Conocedora de las costumbres de algunos clientes, vacilantes y dubitativos ante la decisión de que prenda comprar, cogió al azar uno de ellos, un slip, y se lo mostró esperando ahora la confirmación definitiva.

-¿Qué talla usa, señor?

-Pueeees… no sé. ¿Tú qué crees?-y se agarró la entrepierna con sus dedos en forma de pinza. Al apretar el pantalón, surgió un obsceno bulto tras la tela.

Mantuvo la sonrisa a duras penas porque aquel hombre comenzaba a ponerla nerviosa. Aquellas indiscreciones la violentaban sobremanera, pero se obligó a mantener el tipo. Las réplicas de aquel individuo no le agradaban nada y trató de reconducir el tema. Se disponía a explicarle la variación de tamaño de las tallas, según el país, cuando el hombre la agarró de la muñeca y atrajo su mano hacía sus gónadas.

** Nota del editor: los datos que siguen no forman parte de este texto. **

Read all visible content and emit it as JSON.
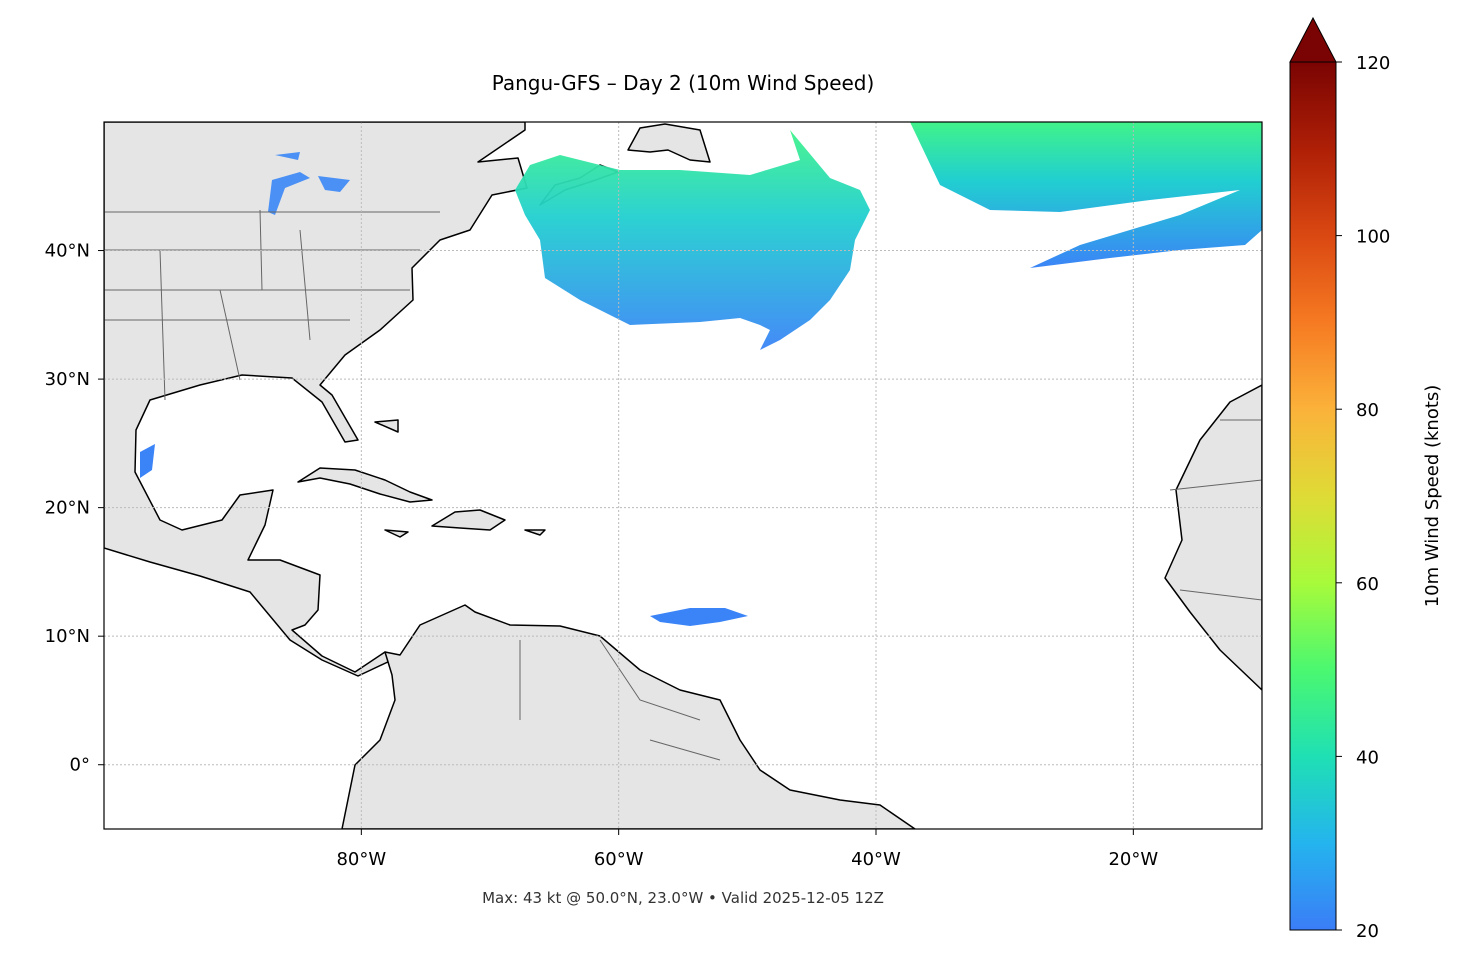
{
  "map": {
    "title": "Pangu-GFS – Day 2 (10m Wind Speed)",
    "footer": "Max: 43 kt @ 50.0°N, 23.0°W • Valid 2025-12-05 12Z",
    "xlim": [
      -100,
      -10
    ],
    "ylim": [
      -5,
      50
    ],
    "xticks": [
      {
        "value": -80,
        "label": "80°W"
      },
      {
        "value": -60,
        "label": "60°W"
      },
      {
        "value": -40,
        "label": "40°W"
      },
      {
        "value": -20,
        "label": "20°W"
      }
    ],
    "yticks": [
      {
        "value": 0,
        "label": "0°"
      },
      {
        "value": 10,
        "label": "10°N"
      },
      {
        "value": 20,
        "label": "20°N"
      },
      {
        "value": 30,
        "label": "30°N"
      },
      {
        "value": 40,
        "label": "40°N"
      }
    ],
    "grid": true,
    "colorbar": {
      "label": "10m Wind Speed (knots)",
      "lim": [
        20,
        120
      ],
      "ticks": [
        20,
        40,
        60,
        80,
        100,
        120
      ]
    }
  }
}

-Vamos nena, compruébalo tú misma.

Consiguió retirar su mano, zafándose de la garra de aquel extraño a apenas unos centímetros de sus partes. La temperatura de la piel que cubría su rostro se elevó unos grados y, esta vez, no pudo reprimir una mueca de disgusto. Desconcertada y sin saber qué decir, fue él quien rellenó el silencio:

-Venga nena… Qué te parece si nos vamos tu y yo a los probadores…

Le costó descifrar la proposición que le acababa de hacer pero al esclarecerla, sintió la más absoluta repulsa.

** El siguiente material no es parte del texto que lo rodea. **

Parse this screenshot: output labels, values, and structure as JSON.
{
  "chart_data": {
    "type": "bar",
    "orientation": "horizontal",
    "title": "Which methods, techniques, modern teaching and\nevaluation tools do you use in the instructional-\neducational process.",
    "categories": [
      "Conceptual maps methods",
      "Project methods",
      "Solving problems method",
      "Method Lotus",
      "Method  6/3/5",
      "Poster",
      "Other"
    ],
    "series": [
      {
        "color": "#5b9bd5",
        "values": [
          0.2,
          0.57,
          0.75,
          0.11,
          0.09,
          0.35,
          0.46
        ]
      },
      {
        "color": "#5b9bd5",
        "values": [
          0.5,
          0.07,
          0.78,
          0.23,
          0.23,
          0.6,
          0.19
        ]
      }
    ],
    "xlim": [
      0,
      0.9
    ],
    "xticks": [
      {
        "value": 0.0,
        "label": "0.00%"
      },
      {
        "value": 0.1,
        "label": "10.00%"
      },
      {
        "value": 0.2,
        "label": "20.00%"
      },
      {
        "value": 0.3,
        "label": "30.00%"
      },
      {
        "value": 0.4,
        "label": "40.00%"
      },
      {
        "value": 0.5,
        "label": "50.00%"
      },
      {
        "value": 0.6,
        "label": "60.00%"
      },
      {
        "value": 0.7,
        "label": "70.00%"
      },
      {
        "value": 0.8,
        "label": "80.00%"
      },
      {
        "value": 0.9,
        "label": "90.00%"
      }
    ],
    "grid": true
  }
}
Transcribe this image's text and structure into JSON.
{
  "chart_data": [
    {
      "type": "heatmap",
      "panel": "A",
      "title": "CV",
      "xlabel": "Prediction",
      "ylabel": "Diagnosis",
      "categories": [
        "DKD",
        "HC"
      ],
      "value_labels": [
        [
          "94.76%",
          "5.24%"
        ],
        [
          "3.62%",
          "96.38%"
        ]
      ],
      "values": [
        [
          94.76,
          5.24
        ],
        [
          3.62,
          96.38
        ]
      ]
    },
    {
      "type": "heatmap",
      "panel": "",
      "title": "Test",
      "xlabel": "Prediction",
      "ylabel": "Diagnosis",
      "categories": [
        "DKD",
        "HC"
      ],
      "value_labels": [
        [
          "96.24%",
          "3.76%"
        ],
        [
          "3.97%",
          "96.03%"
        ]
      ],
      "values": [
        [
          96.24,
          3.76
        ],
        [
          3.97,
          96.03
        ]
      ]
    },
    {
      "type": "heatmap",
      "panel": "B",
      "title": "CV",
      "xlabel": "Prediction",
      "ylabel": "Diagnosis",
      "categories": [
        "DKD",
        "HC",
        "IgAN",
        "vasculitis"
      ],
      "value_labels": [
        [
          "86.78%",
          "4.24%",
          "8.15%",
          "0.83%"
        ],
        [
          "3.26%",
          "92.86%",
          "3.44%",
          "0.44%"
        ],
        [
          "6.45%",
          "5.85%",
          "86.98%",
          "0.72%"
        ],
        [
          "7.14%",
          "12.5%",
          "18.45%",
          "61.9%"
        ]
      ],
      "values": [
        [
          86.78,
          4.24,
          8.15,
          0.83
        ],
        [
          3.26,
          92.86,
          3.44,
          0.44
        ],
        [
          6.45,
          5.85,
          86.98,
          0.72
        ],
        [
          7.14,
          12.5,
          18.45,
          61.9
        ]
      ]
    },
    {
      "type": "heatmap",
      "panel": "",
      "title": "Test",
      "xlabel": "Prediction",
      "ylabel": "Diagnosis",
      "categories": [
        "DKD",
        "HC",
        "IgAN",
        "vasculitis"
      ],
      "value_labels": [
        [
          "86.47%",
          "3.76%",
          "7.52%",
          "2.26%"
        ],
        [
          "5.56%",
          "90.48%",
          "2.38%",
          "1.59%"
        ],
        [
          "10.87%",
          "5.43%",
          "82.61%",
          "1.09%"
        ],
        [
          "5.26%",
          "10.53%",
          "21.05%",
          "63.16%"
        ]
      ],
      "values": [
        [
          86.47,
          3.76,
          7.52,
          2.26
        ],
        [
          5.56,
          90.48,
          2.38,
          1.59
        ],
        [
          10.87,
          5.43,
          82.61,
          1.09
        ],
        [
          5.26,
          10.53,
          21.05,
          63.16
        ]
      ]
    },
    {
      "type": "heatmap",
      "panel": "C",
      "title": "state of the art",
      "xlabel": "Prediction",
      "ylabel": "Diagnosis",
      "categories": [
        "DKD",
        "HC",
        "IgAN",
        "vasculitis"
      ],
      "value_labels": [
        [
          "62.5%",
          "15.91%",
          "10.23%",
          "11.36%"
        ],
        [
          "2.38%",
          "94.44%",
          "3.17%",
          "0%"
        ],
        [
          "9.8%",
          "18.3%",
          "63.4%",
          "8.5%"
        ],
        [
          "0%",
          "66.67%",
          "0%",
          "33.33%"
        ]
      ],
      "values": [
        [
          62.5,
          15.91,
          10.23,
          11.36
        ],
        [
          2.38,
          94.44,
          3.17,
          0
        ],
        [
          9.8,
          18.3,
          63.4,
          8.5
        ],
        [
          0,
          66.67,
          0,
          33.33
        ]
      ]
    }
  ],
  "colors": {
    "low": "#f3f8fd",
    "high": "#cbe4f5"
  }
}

-Sera un polvo rápido… Mi vuelo sale a las ocho, tenemos tiempo-dijo atendiendo a su reloj de pulsera.

-Señor, le ruego que se marche o me veré obligada a llamar a seguridad.

-Vamos nena, no seas así… Nadie se enterará… Lo pasaremos bien.

Se dio media vuelta y, detrás del mostrador, cogió el telefonillo. Cuando respondieron a su llamada, alzó la vista; el hombre había desaparecido.

La cosa no había salido bien. Gabriel Vázquez había vivido aquella situación un montón de veces pero ya estaba acostumbrado. Ante la sorpresa y el posterior rechazo, virulento o apaciguado, su reacción era impertérrita. En pocas ocasiones el resultado de sus avances había concluido con su objetivo, pero tenía que intentarlo. Debía hacerlo. Llevaba casi una semana sin mantener relaciones sexuales y eso era mucho tiempo para él. Ya empezaba a notar la desazón, las palpitaciones, picores, irritabilidad. Los síntomas de abstinencia… del sexo.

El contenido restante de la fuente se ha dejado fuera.